The Greens have issued a dissenting report to the Senate inquiry report into the Government's housing package, as have the Coalition and Senators Pocock and Thorpe.
The Greens dissenting report described the legislation in its current form as not fit for purpose, saying that “given that this package will see the shortage of social and affordable housing get worse, and do nothing for renters, the Housing Australia Future Fund bills must be amended to address [our] concerns outlined”.
The Greens report noted that “the current plan, to gamble $10 billion on investments via the Future Fund, could result in years where not a single cent is spent on housing. In fact, last year the HAFF would have lost $120 million.

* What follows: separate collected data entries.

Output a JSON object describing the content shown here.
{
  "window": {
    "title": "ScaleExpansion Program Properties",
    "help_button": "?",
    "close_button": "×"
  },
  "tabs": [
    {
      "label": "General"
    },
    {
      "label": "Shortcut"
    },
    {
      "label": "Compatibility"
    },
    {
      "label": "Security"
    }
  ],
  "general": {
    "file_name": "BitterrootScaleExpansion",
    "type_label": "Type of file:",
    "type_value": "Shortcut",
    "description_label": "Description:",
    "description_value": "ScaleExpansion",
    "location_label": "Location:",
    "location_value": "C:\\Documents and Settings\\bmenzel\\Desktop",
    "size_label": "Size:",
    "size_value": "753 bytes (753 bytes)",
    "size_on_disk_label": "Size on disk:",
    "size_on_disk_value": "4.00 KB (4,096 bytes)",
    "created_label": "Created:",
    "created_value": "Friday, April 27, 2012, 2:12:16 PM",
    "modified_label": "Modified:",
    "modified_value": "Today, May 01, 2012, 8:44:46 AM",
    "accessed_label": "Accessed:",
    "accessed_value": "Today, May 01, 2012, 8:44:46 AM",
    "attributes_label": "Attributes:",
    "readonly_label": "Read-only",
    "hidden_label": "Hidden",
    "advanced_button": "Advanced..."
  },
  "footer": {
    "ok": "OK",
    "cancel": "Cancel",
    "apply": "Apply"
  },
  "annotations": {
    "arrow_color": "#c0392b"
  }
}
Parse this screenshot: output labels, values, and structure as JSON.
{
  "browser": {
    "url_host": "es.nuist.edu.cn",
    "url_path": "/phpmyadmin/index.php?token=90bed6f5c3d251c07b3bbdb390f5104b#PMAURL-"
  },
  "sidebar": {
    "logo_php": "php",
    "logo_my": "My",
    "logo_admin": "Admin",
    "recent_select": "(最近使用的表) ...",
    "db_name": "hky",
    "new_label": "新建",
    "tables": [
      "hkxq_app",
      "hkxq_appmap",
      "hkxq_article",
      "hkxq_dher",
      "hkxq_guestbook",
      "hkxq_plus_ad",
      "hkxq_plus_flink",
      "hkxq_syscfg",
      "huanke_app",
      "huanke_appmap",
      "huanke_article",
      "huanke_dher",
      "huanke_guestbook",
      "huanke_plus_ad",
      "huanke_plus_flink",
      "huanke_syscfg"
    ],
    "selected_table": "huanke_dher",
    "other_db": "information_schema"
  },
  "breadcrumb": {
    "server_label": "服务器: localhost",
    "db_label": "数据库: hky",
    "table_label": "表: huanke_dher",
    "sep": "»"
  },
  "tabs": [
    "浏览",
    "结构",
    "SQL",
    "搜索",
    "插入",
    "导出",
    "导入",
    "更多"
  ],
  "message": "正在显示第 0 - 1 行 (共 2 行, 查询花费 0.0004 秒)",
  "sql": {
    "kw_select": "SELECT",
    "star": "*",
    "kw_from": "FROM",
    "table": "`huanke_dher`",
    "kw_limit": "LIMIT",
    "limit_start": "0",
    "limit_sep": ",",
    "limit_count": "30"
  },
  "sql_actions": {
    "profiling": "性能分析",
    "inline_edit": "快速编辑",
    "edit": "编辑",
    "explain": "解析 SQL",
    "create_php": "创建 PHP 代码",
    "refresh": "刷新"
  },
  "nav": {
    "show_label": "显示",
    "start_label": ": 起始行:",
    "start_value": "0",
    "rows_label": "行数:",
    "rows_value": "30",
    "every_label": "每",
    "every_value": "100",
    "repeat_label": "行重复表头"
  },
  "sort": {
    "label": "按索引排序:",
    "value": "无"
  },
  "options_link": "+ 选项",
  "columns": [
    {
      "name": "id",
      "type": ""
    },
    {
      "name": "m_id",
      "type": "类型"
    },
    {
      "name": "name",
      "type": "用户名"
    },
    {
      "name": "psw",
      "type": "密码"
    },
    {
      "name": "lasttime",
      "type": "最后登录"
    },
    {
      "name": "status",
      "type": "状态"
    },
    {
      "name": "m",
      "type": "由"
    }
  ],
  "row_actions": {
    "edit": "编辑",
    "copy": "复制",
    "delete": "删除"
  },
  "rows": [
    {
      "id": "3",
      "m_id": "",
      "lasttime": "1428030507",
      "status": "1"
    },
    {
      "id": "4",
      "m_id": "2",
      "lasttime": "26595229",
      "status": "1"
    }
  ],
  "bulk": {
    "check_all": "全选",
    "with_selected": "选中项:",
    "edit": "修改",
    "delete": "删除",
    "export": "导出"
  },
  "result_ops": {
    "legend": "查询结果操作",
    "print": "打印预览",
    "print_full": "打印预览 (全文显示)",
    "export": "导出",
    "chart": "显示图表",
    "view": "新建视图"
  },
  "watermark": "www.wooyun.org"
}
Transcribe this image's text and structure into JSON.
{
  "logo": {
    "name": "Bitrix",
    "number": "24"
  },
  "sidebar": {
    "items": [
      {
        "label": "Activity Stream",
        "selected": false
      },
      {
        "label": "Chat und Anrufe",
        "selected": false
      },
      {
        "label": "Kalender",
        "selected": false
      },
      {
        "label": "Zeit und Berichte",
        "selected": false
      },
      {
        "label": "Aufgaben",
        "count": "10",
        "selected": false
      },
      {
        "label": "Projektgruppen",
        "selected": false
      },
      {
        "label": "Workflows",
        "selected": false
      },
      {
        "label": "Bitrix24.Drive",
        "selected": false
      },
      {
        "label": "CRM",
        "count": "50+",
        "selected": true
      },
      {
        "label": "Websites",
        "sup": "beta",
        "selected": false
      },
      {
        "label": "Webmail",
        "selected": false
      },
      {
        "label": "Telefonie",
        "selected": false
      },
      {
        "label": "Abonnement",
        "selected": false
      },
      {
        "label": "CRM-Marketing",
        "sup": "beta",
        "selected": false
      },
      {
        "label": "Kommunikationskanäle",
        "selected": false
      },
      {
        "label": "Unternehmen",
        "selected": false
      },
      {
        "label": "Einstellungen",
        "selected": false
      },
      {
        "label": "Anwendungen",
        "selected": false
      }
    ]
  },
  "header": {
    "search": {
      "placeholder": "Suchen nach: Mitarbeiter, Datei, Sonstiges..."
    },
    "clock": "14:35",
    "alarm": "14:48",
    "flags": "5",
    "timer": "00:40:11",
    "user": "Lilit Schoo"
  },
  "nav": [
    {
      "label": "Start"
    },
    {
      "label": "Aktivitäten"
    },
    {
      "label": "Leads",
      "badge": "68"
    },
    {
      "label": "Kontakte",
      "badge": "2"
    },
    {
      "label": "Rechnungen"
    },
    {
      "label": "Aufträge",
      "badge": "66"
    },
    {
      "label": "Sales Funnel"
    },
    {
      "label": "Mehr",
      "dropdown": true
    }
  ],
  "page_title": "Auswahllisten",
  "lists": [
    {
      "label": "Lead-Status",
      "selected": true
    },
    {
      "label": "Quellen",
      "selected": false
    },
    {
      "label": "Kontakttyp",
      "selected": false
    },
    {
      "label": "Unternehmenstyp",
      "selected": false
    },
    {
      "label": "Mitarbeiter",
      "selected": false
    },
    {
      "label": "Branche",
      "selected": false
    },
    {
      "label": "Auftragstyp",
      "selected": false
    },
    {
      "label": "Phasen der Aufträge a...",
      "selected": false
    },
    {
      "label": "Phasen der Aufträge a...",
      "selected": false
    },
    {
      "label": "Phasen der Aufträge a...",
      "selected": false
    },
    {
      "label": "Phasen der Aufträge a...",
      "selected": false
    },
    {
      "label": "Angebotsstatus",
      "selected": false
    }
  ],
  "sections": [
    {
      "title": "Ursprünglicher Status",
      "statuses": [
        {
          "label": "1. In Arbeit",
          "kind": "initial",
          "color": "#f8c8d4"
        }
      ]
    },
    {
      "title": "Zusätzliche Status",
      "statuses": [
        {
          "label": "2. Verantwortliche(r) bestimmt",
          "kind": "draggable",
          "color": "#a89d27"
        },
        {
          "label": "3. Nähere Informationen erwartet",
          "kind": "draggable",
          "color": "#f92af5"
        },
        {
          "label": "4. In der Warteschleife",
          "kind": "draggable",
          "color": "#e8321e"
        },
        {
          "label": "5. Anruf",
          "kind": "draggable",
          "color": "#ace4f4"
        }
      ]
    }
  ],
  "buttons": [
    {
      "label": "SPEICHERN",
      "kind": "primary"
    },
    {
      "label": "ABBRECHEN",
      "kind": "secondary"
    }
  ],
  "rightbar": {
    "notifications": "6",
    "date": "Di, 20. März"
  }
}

We would never accept leaving school and hospital funding up to a gamble on the stock market, so why should we do that with housing?”
Lines attributable to Max Chandler-Mather MP, Greens spokesperson for housing and homelessness:
With almost the entire Senate crossbench, and everyone from the CFMEU to Anglicare and Master Builders, all calling on the Government to invest more in social and affordable housing, it’s time the Government came to the table and stopped standing in the way of progress.
It’s clear the government has no support for a housing plan that will make the crisis worse - it’s time for the government to accept that they’ve failed and agree to the almost universal call to invest billions of extra dollars in social housing.
It’s beyond comprehension that the Government would refuse to work with the Greens and the crossbench to secure a housing plan that could invest $5 billion a year directly in social and affordable housing and lay the foundation to finally tackle the housing crisis.
The Greens have on the table a proposal to invest a modest $5 billion a year in public, community and affordable housing, which would build 225,000 homes, along with introducing a national freeze on rent increases.
The bottom line is if the Government can find $368 billion for nuclear attack submarines then it would be morally repugnant to reject $5 billion a year for public and affordable housing in the middle of a housing and homelessness crisis.